On her journey Yumeko is joined by Tatsumi, a mysterious demon slayer who is also seeking the scroll. Later, they are also joined by Okame, a disgruntled Ronin and Daisuke, a silver haired bishounen (if you’ve watched any anime or played JRPGs you know the type). The main characters are likeable enough, Okame was a standout for me and he interjected some much-needed humour and charm into the dynamic. Yumeko and Tatsumi provide the two main points of view and also an annoyingly oblivious romance. Lots of mysterious stomach flutters and pondering what it could possibly be…just your standard issue YA instalove I’m afraid. I struggled to tell the difference between Yumeko and Tatsumi’s viewpoints as they were both very similar. This was a little strange considering one was a sheltered young girl with no real knowledge of the world, and the other a hardened warrior from a mysterious shadow clan.

If you’re thinking “gosh, this sounds a bit like the plot of an anime or RPG” you’re not too far off the mark.  The narrative is made up of a series of mini adventures (think sidequests) which I found to be far more interesting than the main plot. The characters have an annoying habit of explaining everything through some clumsy exposition and the dialogue can be slightly jarring and cheesy. This is also yet another book where random non-English words are interspersed in the dialogue. Having recently read Enchantée, I despaired to see this creeping in yet again. Can this trend just stop please? It’s just weird.

The setting of the novel feels authentic and I thought the world building was done well. The sheer diversity of Yokai included was fun but felt a bit like yokai bingo sometimes. I liked the sidequ.. I mean scene in the village with the Gaki the best.

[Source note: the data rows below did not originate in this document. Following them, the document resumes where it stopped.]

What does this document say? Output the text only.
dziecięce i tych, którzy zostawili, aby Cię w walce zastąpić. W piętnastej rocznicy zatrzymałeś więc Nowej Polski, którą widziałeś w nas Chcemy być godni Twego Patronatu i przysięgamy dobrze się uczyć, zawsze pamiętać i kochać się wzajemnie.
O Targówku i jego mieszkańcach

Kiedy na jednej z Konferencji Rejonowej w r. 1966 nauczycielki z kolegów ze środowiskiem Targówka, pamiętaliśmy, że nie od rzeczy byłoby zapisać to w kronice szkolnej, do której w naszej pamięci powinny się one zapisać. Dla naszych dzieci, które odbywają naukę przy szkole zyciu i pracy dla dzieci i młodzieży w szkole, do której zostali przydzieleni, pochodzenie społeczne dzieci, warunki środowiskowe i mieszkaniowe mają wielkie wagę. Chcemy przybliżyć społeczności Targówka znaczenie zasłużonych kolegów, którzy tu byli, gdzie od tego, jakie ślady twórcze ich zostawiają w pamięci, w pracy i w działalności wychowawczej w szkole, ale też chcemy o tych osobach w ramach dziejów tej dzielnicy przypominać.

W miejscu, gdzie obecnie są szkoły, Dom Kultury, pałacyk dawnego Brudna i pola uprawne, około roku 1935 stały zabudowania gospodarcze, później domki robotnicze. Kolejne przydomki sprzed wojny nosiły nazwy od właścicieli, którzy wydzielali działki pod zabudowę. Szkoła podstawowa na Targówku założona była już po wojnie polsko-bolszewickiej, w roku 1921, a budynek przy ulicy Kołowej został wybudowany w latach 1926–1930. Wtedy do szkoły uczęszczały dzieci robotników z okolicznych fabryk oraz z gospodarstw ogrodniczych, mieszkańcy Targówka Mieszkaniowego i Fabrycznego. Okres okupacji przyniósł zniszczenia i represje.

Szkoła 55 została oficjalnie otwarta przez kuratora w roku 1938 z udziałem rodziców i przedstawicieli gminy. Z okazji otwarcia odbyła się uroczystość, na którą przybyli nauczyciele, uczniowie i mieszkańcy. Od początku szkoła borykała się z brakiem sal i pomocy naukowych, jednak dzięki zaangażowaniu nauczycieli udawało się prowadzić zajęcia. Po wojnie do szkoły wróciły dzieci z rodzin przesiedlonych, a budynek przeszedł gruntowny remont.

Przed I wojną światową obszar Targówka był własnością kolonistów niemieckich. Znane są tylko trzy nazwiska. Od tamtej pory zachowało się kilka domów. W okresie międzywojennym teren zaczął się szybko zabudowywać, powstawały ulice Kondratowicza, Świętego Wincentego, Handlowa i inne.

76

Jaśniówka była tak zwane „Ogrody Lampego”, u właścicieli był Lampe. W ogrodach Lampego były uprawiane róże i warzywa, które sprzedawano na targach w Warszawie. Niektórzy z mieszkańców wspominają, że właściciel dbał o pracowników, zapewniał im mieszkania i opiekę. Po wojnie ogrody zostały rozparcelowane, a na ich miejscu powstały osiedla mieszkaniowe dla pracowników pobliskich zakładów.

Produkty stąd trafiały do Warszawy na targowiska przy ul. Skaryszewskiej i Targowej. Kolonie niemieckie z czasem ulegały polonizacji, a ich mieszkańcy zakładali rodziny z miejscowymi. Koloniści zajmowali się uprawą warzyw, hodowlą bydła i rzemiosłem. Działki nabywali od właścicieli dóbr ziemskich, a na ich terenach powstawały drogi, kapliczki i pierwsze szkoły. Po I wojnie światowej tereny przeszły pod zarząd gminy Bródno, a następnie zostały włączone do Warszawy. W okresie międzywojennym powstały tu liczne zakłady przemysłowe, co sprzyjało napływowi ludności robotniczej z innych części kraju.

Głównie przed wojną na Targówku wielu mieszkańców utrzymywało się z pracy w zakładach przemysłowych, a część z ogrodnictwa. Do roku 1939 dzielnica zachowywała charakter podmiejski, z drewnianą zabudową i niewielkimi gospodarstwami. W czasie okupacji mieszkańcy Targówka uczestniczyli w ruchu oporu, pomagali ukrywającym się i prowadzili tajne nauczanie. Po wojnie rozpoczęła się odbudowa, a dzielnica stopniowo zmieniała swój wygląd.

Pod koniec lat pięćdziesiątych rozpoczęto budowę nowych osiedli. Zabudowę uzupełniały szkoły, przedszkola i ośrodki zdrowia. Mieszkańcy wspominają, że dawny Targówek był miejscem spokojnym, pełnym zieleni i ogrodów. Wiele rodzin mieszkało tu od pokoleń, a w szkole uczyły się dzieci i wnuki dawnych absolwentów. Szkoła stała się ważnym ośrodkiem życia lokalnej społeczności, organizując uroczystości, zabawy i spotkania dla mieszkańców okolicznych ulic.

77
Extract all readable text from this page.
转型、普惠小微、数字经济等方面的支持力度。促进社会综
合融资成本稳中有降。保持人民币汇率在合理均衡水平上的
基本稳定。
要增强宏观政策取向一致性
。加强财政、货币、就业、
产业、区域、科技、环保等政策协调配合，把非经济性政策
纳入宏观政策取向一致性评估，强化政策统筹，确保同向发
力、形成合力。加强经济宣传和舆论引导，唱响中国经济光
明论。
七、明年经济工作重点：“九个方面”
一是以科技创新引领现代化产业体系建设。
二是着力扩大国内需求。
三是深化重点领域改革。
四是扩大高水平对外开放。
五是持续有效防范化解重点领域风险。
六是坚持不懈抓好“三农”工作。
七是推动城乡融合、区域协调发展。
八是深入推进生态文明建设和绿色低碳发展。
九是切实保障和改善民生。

When I was reading this novel I didn’t want to review it thinking “Oh it’s couched in Japanese culture so it must be like anime or JRPGs!” but it really just was. It felt like the novelisation of a game or a manga/anime and the character tropes were familiar to me as someone who is familiar with these genres. Overall, I enjoyed this. The Yokai were awesome and the setting and world were interesting enough for me to look over the things that bugged me about it.

If you want to learn more about Yokai, this website is a fun resource – http://yokai.com/finder/

I’d also recommend checking out Empress of All Seasons by Emiko Jean if you are interested in more Japanese themed YA.